Les Centers for Disease Control and Prevention des États-Unis ont produit un virus vaccinal expérimental presque identique à la protéine hémagglutinine (HA) des virus H5N1 du clade 2.3.4.4b détectés ces derniers mois chez les oiseaux et les mammifères. Si nécessaire, il pourrait être utilisé pour produire un vaccin pour les humains.
En revanche, en novembre 2022, un article publié dans Science ont montré qu’un vaccin à ARNm en cours de développement protégeait les souris et les furets contre 20 sous-types connus de virus grippaux A et B.
QUELLES MESURES PRÉVENTIVES SONT UTILES ?
Quelques mesures simples sont les suivantes :
-Éviter tout contact direct et étroit avec des oiseaux sauvages, des volailles et des animaux sauvages malades ou morts.
-Ne mangez pas de volaille ou de produits à base de volaille crus ou insuffisamment cuits, y compris les œufs crus. La consommation de volaille, de produits à base de volaille et d’œufs bien cuits est sans danger.
-Lavez-vous les mains avec de l’eau et du savon et soyez extrêmement hygiénique après avoir manipulé des oiseaux.
-Ne vous touchez pas la bouche, le nez ou les yeux après avoir été en contact avec des oiseaux ou des surfaces qui pourraient être contaminées par des excréments ou des fluides d’oiseaux domestiques ou sauvages.
-De plus, il est conseillé aux personnes susceptibles d’être exposées à des oiseaux malades de se faire vacciner contre la grippe saisonnière.

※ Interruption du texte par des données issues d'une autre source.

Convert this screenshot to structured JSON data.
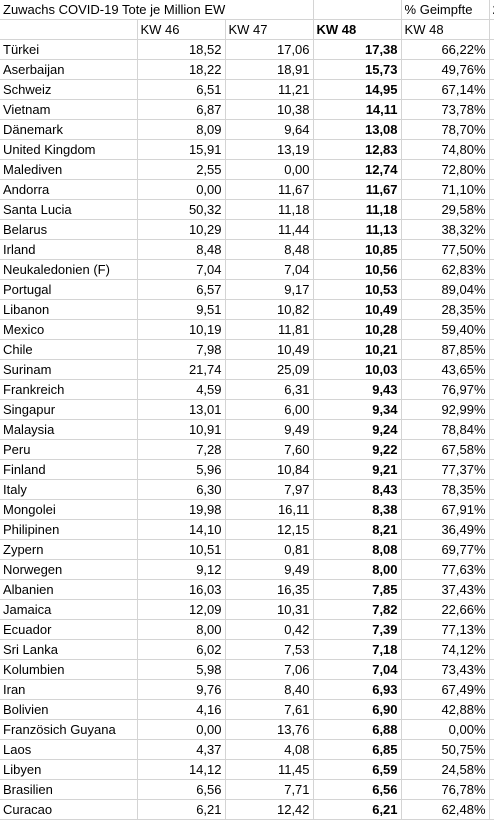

A-T-IL LE POTENTIEL DE PROVOQUER UNE PANDÉMIE ?
Il est difficile de prédire quand la prochaine pandémie de grippe se produira et quel virus en sera la cause. À ce jour, il n’y a aucune preuve de transmission interhumaine soutenue du virus H5N1 hautement pathogène et aucune preuve de réarrangement génétique avec les virus de la grippe A humaine.
Cependant, les virus H5N1 hautement pathogènes changent constamment et les nombreuses épidémies actuelles soulèvent la possibilité d’une exposition humaine à des oiseaux infectés ou d’une adaptation du virus à d’autres espèces de mammifères qui peuvent agir comme une espèce intermédiaire.
Par conséquent, il est essentiel de maintenir un travail de prévention, de surveillance, de détection et de contrôle sur les épisodes présents et futurs que le virus H5N1 entraînera, car les épisodes actuels ne seront pas les derniers que nous verrons.